In some ways I’m glad y’all have the rampant greed of capitalism controlling your Health System, your psyche, your nation, where the least important among you die of treatable diseases because the rest of us can continue to see the US as a backward nation of shallow dollar worshippers controlled by gullible fools who justify treating the least among you as no more than fodder for the machine.

Maybe that was laid on a bit thick but I think it’s criminal that the least among you needs to die to somehow prove there’s some silly little notion of freedom of choice attached to health care.
Silly little people that see nothing wrong with spending Billions upon Billions trying to win an unwinnable war on drugs or trying to force democracy onto a nation of backward tribesmen in the ME to disguise the blatant desire for oil BUT balking at universal health care.
I can’t be the only one who finds this ‘logic’ difficult to understand.

I read Consi’s words over there and I’m at a loss to understand his reasoning; it’s as if something has blinded him to Truth and Justice AND what Society means … let alone what humanity means.
He follows the ‘I’m alright, Jack; fuck you’ rule where I’m more of a ‘one for all and all for one’ sorta bloke.

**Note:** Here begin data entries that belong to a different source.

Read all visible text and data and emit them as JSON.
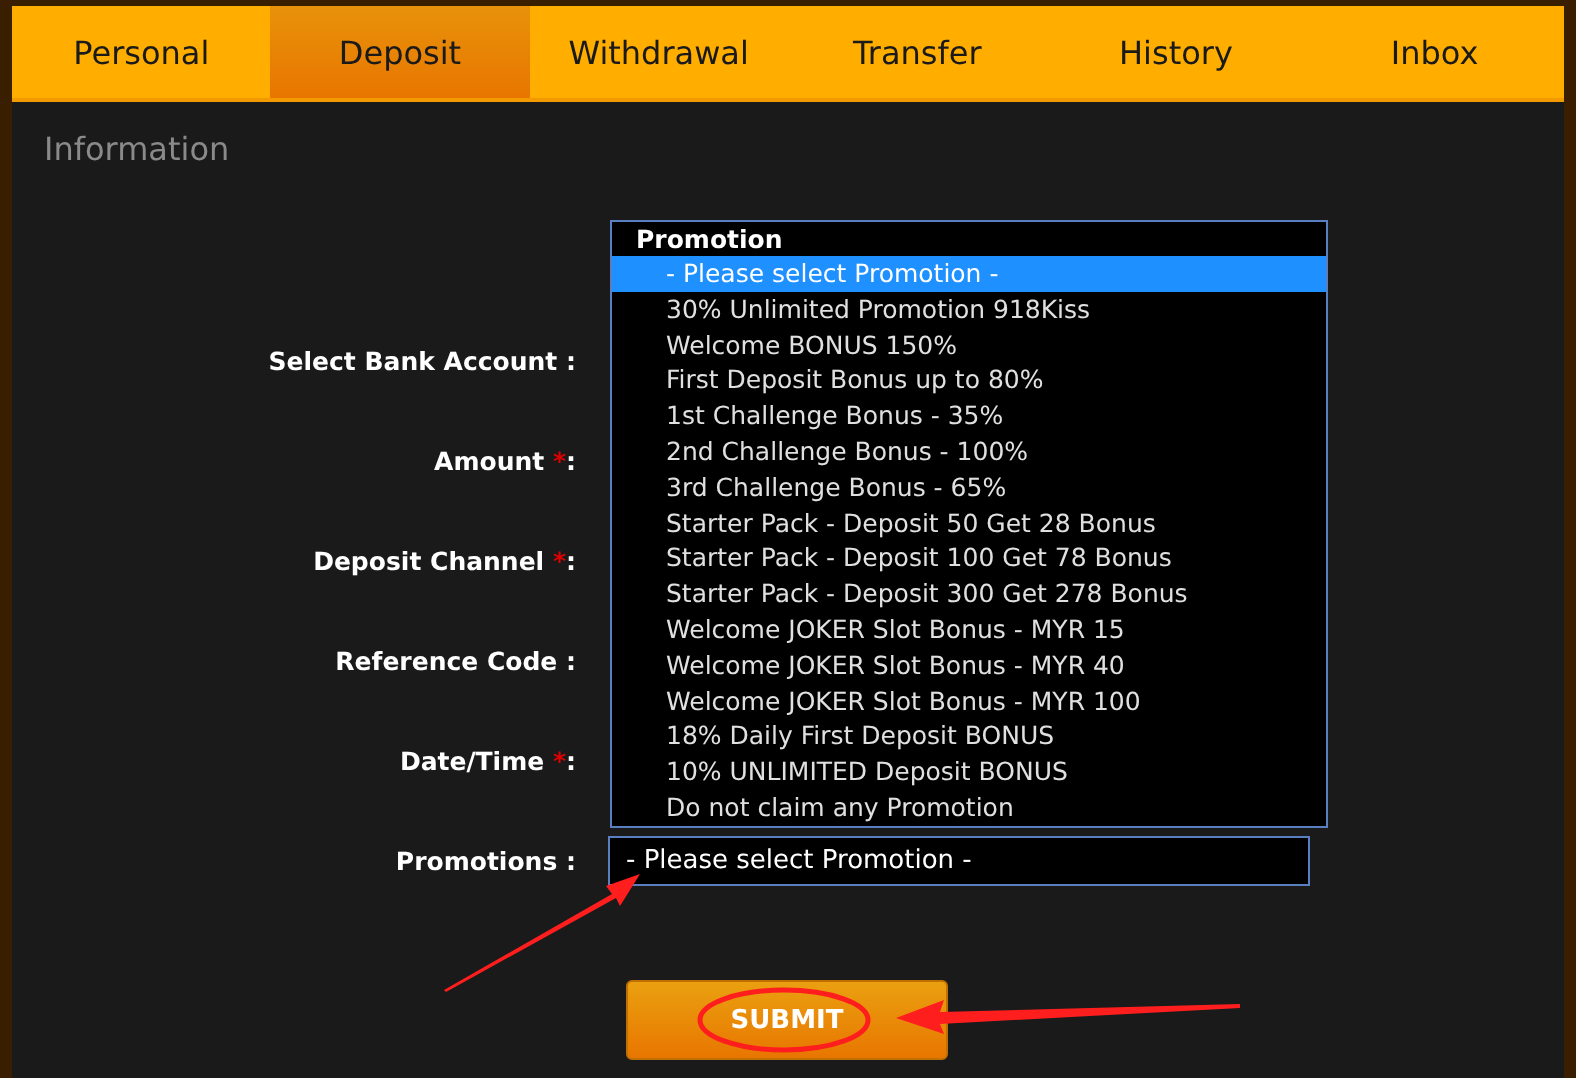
{
  "tabs": [
    {
      "label": "Personal",
      "selected": false
    },
    {
      "label": "Deposit",
      "selected": true
    },
    {
      "label": "Withdrawal",
      "selected": false
    },
    {
      "label": "Transfer",
      "selected": false
    },
    {
      "label": "History",
      "selected": false
    },
    {
      "label": "Inbox",
      "selected": false
    }
  ],
  "section_title": "Information",
  "form_rows": [
    {
      "label": "Select Bank Account :"
    },
    {
      "label": "Amount",
      "required_mark": "*",
      "colon": ":"
    },
    {
      "label": "Deposit Channel",
      "required_mark": "*",
      "colon": ":"
    },
    {
      "label": "Reference Code :"
    },
    {
      "label": "Date/Time",
      "required_mark": "*",
      "colon": ":"
    },
    {
      "label": "Promotions :",
      "kind": "select",
      "value": "- Please select Promotion -"
    }
  ],
  "dropdown": {
    "group_label": "Promotion",
    "options": [
      {
        "label": "- Please select Promotion -",
        "selected": true
      },
      {
        "label": "30% Unlimited Promotion 918Kiss",
        "selected": false
      },
      {
        "label": "Welcome BONUS 150%",
        "selected": false
      },
      {
        "label": "First Deposit Bonus up to 80%",
        "selected": false
      },
      {
        "label": "1st Challenge Bonus - 35%",
        "selected": false
      },
      {
        "label": "2nd Challenge Bonus - 100%",
        "selected": false
      },
      {
        "label": "3rd Challenge Bonus - 65%",
        "selected": false
      },
      {
        "label": "Starter Pack - Deposit 50 Get 28 Bonus",
        "selected": false
      },
      {
        "label": "Starter Pack - Deposit 100 Get 78 Bonus",
        "selected": false
      },
      {
        "label": "Starter Pack - Deposit 300 Get 278 Bonus",
        "selected": false
      },
      {
        "label": "Welcome JOKER Slot Bonus - MYR 15",
        "selected": false
      },
      {
        "label": "Welcome JOKER Slot Bonus - MYR 40",
        "selected": false
      },
      {
        "label": "Welcome JOKER Slot Bonus - MYR 100",
        "selected": false
      },
      {
        "label": "18% Daily First Deposit BONUS",
        "selected": false
      },
      {
        "label": "10% UNLIMITED Deposit BONUS",
        "selected": false
      },
      {
        "label": "Do not claim any Promotion",
        "selected": false
      }
    ]
  },
  "submit_button": "SUBMIT"
}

He has been conned into believing we all make cognisant choices as to where we are and where we want to be in the scheme of things.
There was a time in my life I resented people with children paying less tax than me.
I felt I was forced to support them; when I thought about it my taxes paid for many things I didn’t agree with but I eventually realised there was more to society than just me and what I believed.

“A society should be judged not by how it treats its outstanding citizens but by how it treats its criminals.” - Fyodor Dostoevsky
I could add, to judge a nation all you need to do is look at how its poorest are treated.

I am lucky in Oz that we have Universal Health care for all although since the early 70s successive right-wing governments have done their best to chip away at the benefits.
On a personal level, because of my war service, I have access to the best health care available, at no charge, including psychiatric, dental and spectacles as well as an allowance for medication so I have no axe to grind; I just happen to be one of those silly fuckers who care about the health and well-being of my fellow planet-dwellers.